Mike Dutkewych treasures Detroit’s music history, but his tastes tend to skew a bit more obscure than the Motown classics most music fans know.
Psychedelic folk musician Ted Lucas or soul pioneers The Falcons, anyone?
“People don’t realize that every neighborhood in Detroit had a whole list of singers, songwriters, musicians who never made it out like the Motown artists did," he said. "I've been able to dig up a lot of cool stuff, and so I just got interested in properly archiving it. There’s a huge niche audience looking for rare Detroit stuff.”
In 2014, Dutkewych ’08 B.A. was searching for a new career and spending weekends working on his passion project: archiving obscure Detroit music. An email from Wayne State’s School of Library and Information Science (SLIS) inviting him to an open house led Dutkewych to discover that his hobby could become his vocation.
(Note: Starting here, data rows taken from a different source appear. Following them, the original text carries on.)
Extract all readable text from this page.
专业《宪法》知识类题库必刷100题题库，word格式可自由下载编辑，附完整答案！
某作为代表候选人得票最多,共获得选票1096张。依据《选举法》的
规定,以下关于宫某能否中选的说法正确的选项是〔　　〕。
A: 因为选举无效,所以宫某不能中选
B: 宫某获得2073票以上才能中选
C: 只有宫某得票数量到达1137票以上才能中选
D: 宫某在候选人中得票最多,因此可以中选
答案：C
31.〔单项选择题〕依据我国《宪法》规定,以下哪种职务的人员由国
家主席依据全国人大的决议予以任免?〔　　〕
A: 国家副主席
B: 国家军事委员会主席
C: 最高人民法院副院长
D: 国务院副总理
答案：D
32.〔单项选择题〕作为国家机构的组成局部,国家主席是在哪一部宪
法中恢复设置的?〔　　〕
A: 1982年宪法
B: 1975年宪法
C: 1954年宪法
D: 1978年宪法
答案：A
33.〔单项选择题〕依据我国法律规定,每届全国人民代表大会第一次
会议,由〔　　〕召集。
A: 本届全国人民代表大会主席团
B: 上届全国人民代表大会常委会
“Not only did this program offer me an opportunity to explore my archival hobbies, this field has been blown wide open by technology,” Dutkewych said, highlighting another of his interests. “Because those two things were readily available here, it became clear that this would be a good fit for me.”
Dutkewych enrolled in the master of library and information science program, securing a position as the department’s technology graduate student assistant and working on archival projects associated with the field’s improving technologies.
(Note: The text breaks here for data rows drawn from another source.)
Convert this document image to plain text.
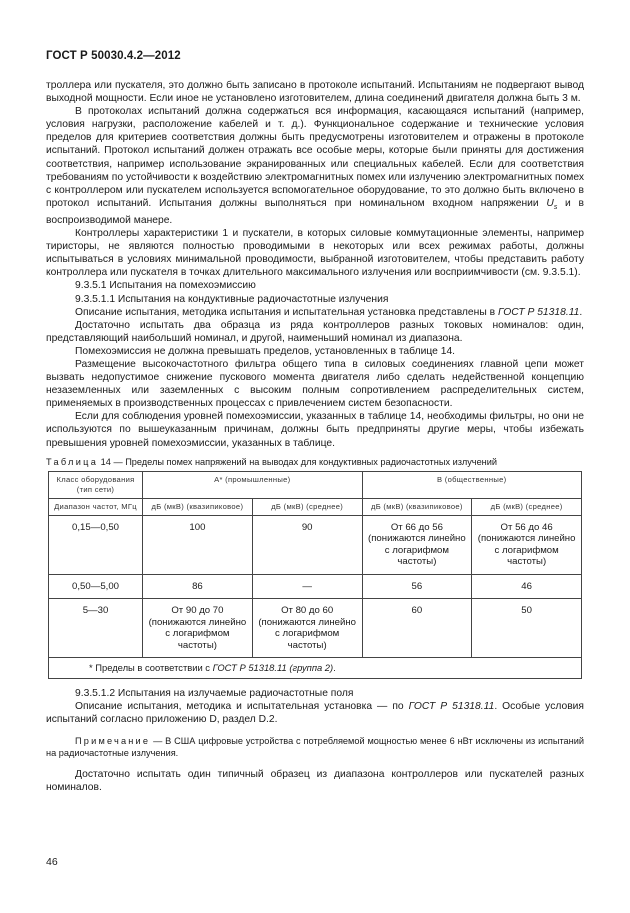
ГОСТ Р 50030.4.2—2012

троллера или пускателя, это должно быть записано в протоколе испытаний. Испытаниям не подвергают вывод выходной мощности. Если иное не установлено изготовителем, длина соединений двигателя должна быть 3 м.

В протоколах испытаний должна содержаться вся информация, касающаяся испытаний (например, условия нагрузки, расположение кабелей и т. д.). Функциональное содержание и технические условия пределов для критериев соответствия должны быть предусмотрены изготовителем и отражены в протоколе испытаний. Протокол испытаний должен отражать все особые меры, которые были приняты для достижения соответствия, например использование экранированных или специальных кабелей. Если для соответствия требованиям по устойчивости к воздействию электромагнитных помех или излучению электромагнитных помех с контроллером или пускателем используется вспомогательное оборудование, то это должно быть включено в протокол испытаний. Испытания должны выполняться при номинальном входном напряжении $U_s$ и в воспроизводимой манере.

Контроллеры характеристики 1 и пускатели, в которых силовые коммутационные элементы, например тиристоры, не являются полностью проводимыми в некоторых или всех режимах работы, должны испытываться в условиях минимальной проводимости, выбранной изготовителем, чтобы представить работу контроллера или пускателя в точках длительного максимального излучения или восприимчивости (см. 9.3.5.1).

9.3.5.1 Испытания на помехоэмиссию

9.3.5.1.1 Испытания на кондуктивные радиочастотные излучения

Описание испытания, методика испытания и испытательная установка представлены в ГОСТ Р 51318.11.

Достаточно испытать два образца из ряда контроллеров разных токовых номиналов: один, представляющий наибольший номинал, и другой, наименьший номинал из диапазона.

Помехоэмиссия не должна превышать пределов, установленных в таблице 14.

Размещение высокочастотного фильтра общего типа в силовых соединениях главной цепи может вызвать недопустимое снижение пускового момента двигателя либо сделать недейственной концепцию незаземленных или заземленных с высоким полным сопротивлением распределительных систем, применяемых в производственных процессах с привлечением систем безопасности.

Если для соблюдения уровней помехоэмиссии, указанных в таблице 14, необходимы фильтры, но они не используются по вышеуказанным причинам, должны быть предприняты другие меры, чтобы избежать превышения уровней помехоэмиссии, указанных в таблице.

Таблица 14 — Пределы помех напряжений на выводах для кондуктивных радиочастотных излучений
Класс оборудования (тип сети)	A* (промышленные)		B (общественные)	
Диапазон частот, МГц	дБ (мкВ) (квазипиковое)	дБ (мкВ) (среднее)	дБ (мкВ) (квазипиковое)	дБ (мкВ) (среднее)
0,15—0,50	100	90	От 66 до 56 (понижаются линейно с логарифмом частоты)	От 56 до 46 (понижаются линейно с логарифмом частоты)
0,50—5,00	86	—	56	46
5—30	От 90 до 70 (понижаются линейно с логарифмом частоты)	От 80 до 60 (понижаются линейно с логарифмом частоты)	60	50
* Пределы в соответствии с ГОСТ Р 51318.11 (группа 2).				

9.3.5.1.2 Испытания на излучаемые радиочастотные поля

Описание испытания, методика и испытательная установка — по ГОСТ Р 51318.11. Особые условия испытаний согласно приложению D, раздел D.2.

Примечание — В США цифровые устройства с потребляемой мощностью менее 6 нВт исключены из испытаний на радиочастотные излучения.

Достаточно испытать один типичный образец из диапазона контроллеров или пускателей разных номиналов.

46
“The difficulty for archives is they’re a little bit behind the game when it comes to serving up their holdings for patrons,” Dutkewych said. “There’s a big push to either digitize their archival holdings or make them digitally searchable in some way.”
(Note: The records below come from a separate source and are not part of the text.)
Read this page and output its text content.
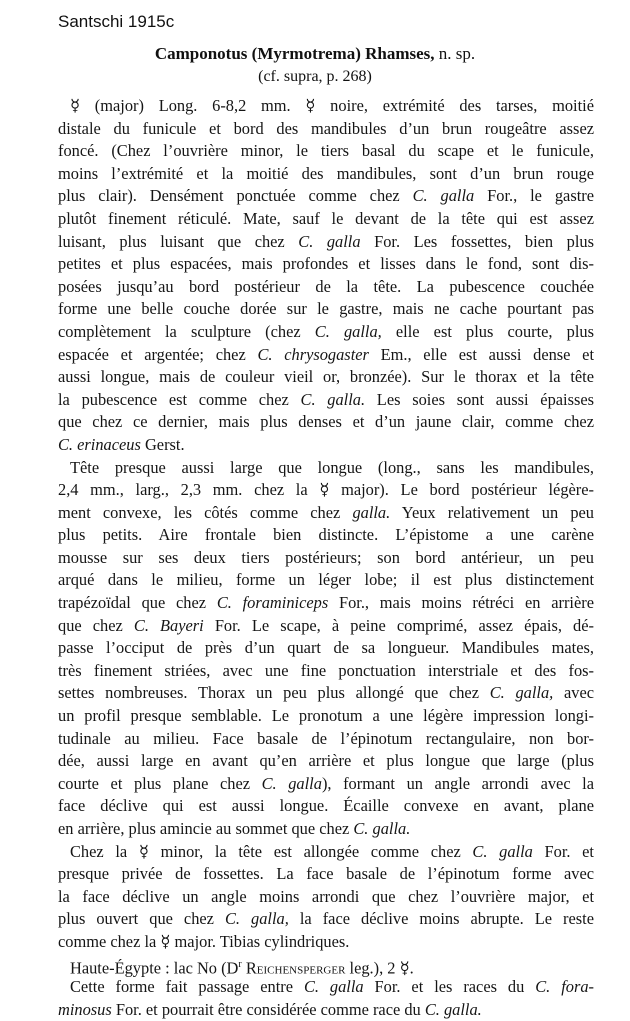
Santschi 1915c
Camponotus (Myrmotrema) Rhamses, n. sp.
(cf. supra, p. 268)
☿ (major) Long. 6-8,2 mm. ☿ noire, extrémité des tarses, moitié
distale du funicule et bord des mandibules d’un brun rougeâtre assez
foncé. (Chez l’ouvrière minor, le tiers basal du scape et le funicule,
moins l’extrémité et la moitié des mandibules, sont d’un brun rouge
plus clair). Densément ponctuée comme chez C. galla For., le gastre
plutôt finement réticulé. Mate, sauf le devant de la tête qui est assez
luisant, plus luisant que chez C. galla For. Les fossettes, bien plus
petites et plus espacées, mais profondes et lisses dans le fond, sont dis-
posées jusqu’au bord postérieur de la tête. La pubescence couchée
forme une belle couche dorée sur le gastre, mais ne cache pourtant pas
complètement la sculpture (chez C. galla, elle est plus courte, plus
espacée et argentée; chez C. chrysogaster Em., elle est aussi dense et
aussi longue, mais de couleur vieil or, bronzée). Sur le thorax et la tête
la pubescence est comme chez C. galla. Les soies sont aussi épaisses
que chez ce dernier, mais plus denses et d’un jaune clair, comme chez
C. erinaceus Gerst.
Tête presque aussi large que longue (long., sans les mandibules,
2,4 mm., larg., 2,3 mm. chez la ☿ major). Le bord postérieur légère-
ment convexe, les côtés comme chez galla. Yeux relativement un peu
plus petits. Aire frontale bien distincte. L’épistome a une carène
mousse sur ses deux tiers postérieurs; son bord antérieur, un peu
arqué dans le milieu, forme un léger lobe; il est plus distinctement
trapézoïdal que chez C. foraminiceps For., mais moins rétréci en arrière
que chez C. Bayeri For. Le scape, à peine comprimé, assez épais, dé-
passe l’occiput de près d’un quart de sa longueur. Mandibules mates,
très finement striées, avec une fine ponctuation interstriale et des fos-
settes nombreuses. Thorax un peu plus allongé que chez C. galla, avec
un profil presque semblable. Le pronotum a une légère impression longi-
tudinale au milieu. Face basale de l’épinotum rectangulaire, non bor-
dée, aussi large en avant qu’en arrière et plus longue que large (plus
courte et plus plane chez C. galla), formant un angle arrondi avec la
face déclive qui est aussi longue. Écaille convexe en avant, plane
en arrière, plus amincie au sommet que chez C. galla.
Chez la ☿ minor, la tête est allongée comme chez C. galla For. et
presque privée de fossettes. La face basale de l’épinotum forme avec
la face déclive un angle moins arrondi que chez l’ouvrière major, et
plus ouvert que chez C. galla, la face déclive moins abrupte. Le reste
comme chez la ☿ major. Tibias cylindriques.
Haute-Égypte : lac No ($D^r$ Reichensperger leg.), 2 ☿.
Cette forme fait passage entre C. galla For. et les races du C. fora-
minosus For. et pourrait être considérée comme race du C. galla.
As part of the school’s professional development programs, SLIS offers an alternate spring break, where students secure mini-internships at some of the best museums, libraries and archives in the nation.
“The students get exposure to iconic cultural institutions' processes,” said Kim Schroeder, coordinator of the program and lecturer in the school. “As a bonus, they often attend staff meetings to get an idea of what working at the Smithsonian Institute, the Library of Congress, or the National Archives and Records Administration is like.”
Dutkewych interned at the Smithsonian in the spring of 2016, creating folder hierarchies and pathways for the institution's digital content to be made available to patrons. “This year was the first year that SLIS worked with the Smithsonian, and when I saw that, it was my first choice,” Dutkewych said. “I could add the Smithsonian to my resume. That was really appealing.”
He received a scholarship from SLIS that was designated especially for students who participated in alternate spring break, which is just one example of how Dutkewych feels supported at Wayne State. “Everybody in the program—from the professors all the way up—they’re so pleasant and helpful and easy to work with, and they genuinely want the students to succeed.”
Dutkewych has found purpose as he pursues his interest in archival work, whether it’s digitizing Detroit soul 45s or increasing access to a library’s collection.
“Being able to work toward the greater good and to provide access to these important cultural things, that’s hugely important,” Dutkewych said. “I think anybody who works in this field, they have that propelling them.”